Elisa Marconi e Francisco Bicudo*
Pesquisa sugere caminho diferenciado para tornar ensino médio mais estimulante
O matemático José Carlos Costa lecionou essa disciplina para alunos do ensino médio durante mais de 20 anos. Nesse período, encontrou muitos estudantes que não entendiam os números, as equações, os logaritmos e tantos outros conceitos e que simplesmente diziam que não gostavam da Matemática; havia outros que até entendiam, mas não se envolviam com a matéria; e existia ainda um terceiro grupo que via nos cálculos, nas incógnitas e nos problemas desafios enigmáticos a serem solucionados. Segundo o professor, essa diversidade de expectativas e de posturas é absolutamente normal e desejável. O equívoco, diz o pesquisador, está na maneira que o país escolheu para resolver essa questão e lidar com a pluralidade. “O Brasil é o único pais em que o currículo do Ensino Médio é exatamente igual para todos os alunos. Não há nenhuma possibilidade real de flexibilização desse caminho, o que mata na origem a aventura do conhecimento que deveria ser a educação”, lamenta Costa.

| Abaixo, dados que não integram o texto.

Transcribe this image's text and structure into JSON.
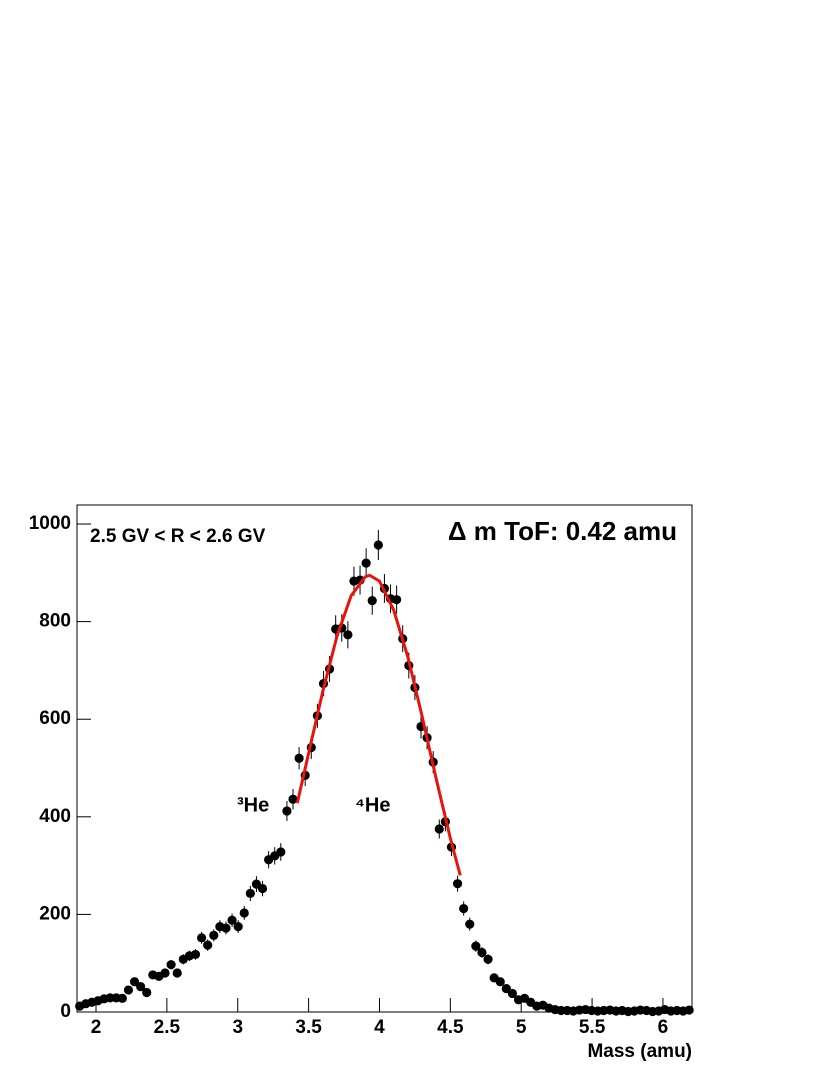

Depois de tantos anos nas salas de aula de colégios públicos e particulares, o matemático – atualmente professor de Matemática na Faculdade de Engenharia Celso Daniel da Fundação Santo André – decidiu ele mesmo voltar a estudar. Fez mestrado na Faculdade de Educação da Universidade de São Paulo (FE-USP) e depois doutorado na mesma instituição. Seu objeto de estudo sempre foi o currículo escolar, sua imobilidade e possíveis soluções para esse entrave. Na pesquisa de doutoramento, chamada O currículo de Matemática no ensino médio do Brasil e a diversidade de percursos formativos, orientada por Vinício de Macedo Santos, o professor comparou os currículos do Ensino Médio do Brasil, da França, da Espanha, de Portugal, da Inglaterra e nos Estados Unidos. E chegou a algumas conclusões importantes.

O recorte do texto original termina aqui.